Friday, October 12, 2012

Goodbye, private Idaho?

A little car with a tall camera mounted on top was running through the valley’s neighborhoods this week. Identified by the Google logo on its door, it zipped here and there like a honeybee headed for clover.

The clover for Google is the street view for its online maps. With that view, anyone in the world with a computer, a tablet or smartphone can virtually stand on the street in front of a building and look at it. That building could be a business, an office, a warehouse. Or, your house.

This is happening even in our Sun Valley area, a place that inevitably inspires visiting travel writers to use the word “remote” to describe it. Technology is fast turning that word into an anachronism.
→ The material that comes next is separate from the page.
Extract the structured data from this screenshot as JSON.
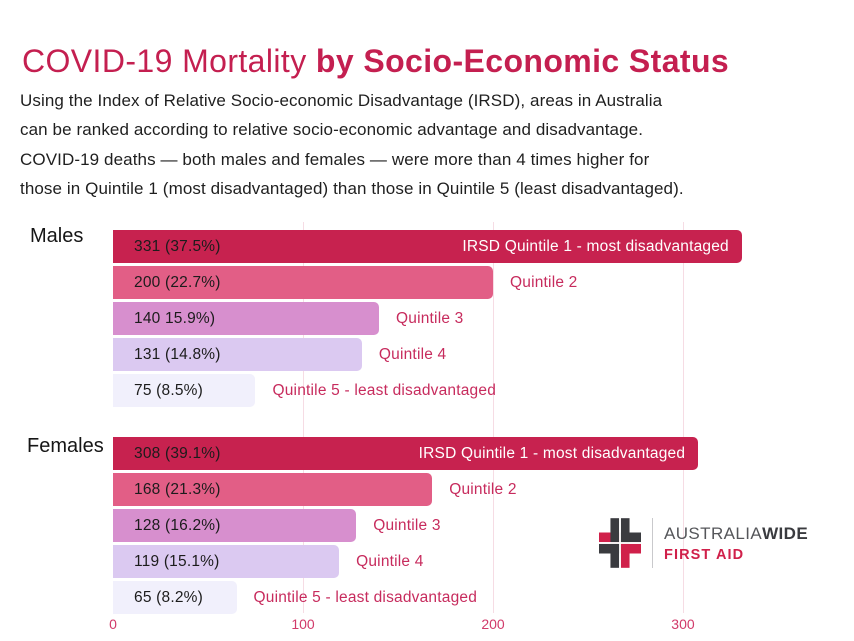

Like a lot of technology, online maps are super convenient, especially for drivers in a strange city who look to Google maps and other mapping systems to guide them easily to a business or to a friend’s doorstep. But street views that include information down to the color of a home’s exterior siding isn’t available only to welcome visitors. It’s available to anyone.

What was once unimaginable convenience, the stuff of science fiction, is evolving so rapidly that it’s exceeding the ability of Americans and our institutions to think about whether the price of it is worth paying in terms of what individuals give up in exchange.

Federal law protects individual privacy in medical matters, in information held by the government, and in certain financial information. However, it doesn’t protect individuals from giving up personal information voluntarily every time they click the “Agree” button in order to download applications on their computers, tablets or smartphones.

It’s difficult to read and application developers know that our desire to get the latest cool app greatly exceeds our desire to read fine print to ascertain what we’re giving up to get it—including our location, web activity and shopping histories.

It’s a good bet that most Americans believe the U.S. Constitution guarantees them a right of privacy. They’re wrong. The nation’s highest court has only “inferred” rights of privacy from other provisions in the Constitution, and it’s applied them only narrowly.

Privacy isn’t an issue that’ll be debated this fall even though political races are becoming white hot as Election Day is drawing near. But it should be.

Byte by byte, satellite by satellite, camera by camera and webcam by webcam, privacy once guaranteed by mere geography is evaporating with less discussion than the high price of gasoline

That Google car is cute, and web maps are useful. Should it give us the creeps to know that invisible strangers can gaze at our front doors, our yards and our rooftops from anywhere in the world? That’s something worth debating.